Si tu perces en Grèce tu feras de la graisse en Perse.
Et si on parlait tout de suite de ce qui nous a le plus enthousiasmés à propos d'Odyssey ? Un véritable effort d'écriture d'abord, que ce soit au niveau de l'histoire principale ou des quêtes annexes. Et pour la première fois un système de dialogue à choix multiples qui, loin d'être accessoire, impactera le déroulement de l'histoire et la personnalité de son héros.

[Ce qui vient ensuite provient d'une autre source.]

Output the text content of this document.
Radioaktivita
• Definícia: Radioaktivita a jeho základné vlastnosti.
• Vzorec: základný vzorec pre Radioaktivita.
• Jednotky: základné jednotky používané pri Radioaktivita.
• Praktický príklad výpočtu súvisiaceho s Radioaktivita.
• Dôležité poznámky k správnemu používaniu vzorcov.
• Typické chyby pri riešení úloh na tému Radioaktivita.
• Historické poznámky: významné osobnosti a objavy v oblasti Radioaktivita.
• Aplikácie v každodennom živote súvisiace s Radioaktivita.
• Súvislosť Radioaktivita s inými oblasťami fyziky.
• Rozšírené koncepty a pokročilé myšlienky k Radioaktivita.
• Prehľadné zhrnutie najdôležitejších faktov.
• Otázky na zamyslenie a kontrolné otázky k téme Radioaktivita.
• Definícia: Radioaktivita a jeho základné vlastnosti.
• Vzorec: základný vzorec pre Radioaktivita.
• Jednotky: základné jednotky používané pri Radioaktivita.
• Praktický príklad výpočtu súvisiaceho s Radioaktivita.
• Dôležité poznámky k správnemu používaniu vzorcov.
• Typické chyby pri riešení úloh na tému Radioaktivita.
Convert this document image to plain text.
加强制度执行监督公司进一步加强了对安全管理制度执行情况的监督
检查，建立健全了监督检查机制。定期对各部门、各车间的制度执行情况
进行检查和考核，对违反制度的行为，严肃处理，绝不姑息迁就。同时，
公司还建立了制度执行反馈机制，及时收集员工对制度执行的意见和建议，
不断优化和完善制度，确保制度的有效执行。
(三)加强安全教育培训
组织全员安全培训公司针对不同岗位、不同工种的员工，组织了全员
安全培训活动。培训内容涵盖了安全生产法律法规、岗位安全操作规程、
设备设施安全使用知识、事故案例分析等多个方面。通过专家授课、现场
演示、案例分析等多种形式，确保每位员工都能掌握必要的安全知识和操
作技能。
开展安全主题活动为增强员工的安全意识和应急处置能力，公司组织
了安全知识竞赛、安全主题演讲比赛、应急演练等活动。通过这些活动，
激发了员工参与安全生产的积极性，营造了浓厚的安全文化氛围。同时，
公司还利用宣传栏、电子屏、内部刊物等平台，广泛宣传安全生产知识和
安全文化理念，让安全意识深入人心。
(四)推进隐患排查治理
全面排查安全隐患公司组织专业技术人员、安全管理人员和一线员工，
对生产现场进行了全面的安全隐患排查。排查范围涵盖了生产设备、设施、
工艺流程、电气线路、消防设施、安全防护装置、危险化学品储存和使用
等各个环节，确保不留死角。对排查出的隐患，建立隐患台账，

Si vous pensiez qu'une quête secondaire dans un Assassin's Creed, ça dure cinq minutes, ça consiste à tuer un PNJ et ça rapporte 500 florins, vous n'êtes plus à jour. Dans la droite ligne d'un effort initié par Origins, Ubisoft Québec a affublé toutes ses quêtes d'une histoire. Celles-ci sont certes parfois courtes, mais toujours plutôt bien écrites, emmenées par des doublages convaincants et surtout, elles peuvent prendre fin de différentes façon.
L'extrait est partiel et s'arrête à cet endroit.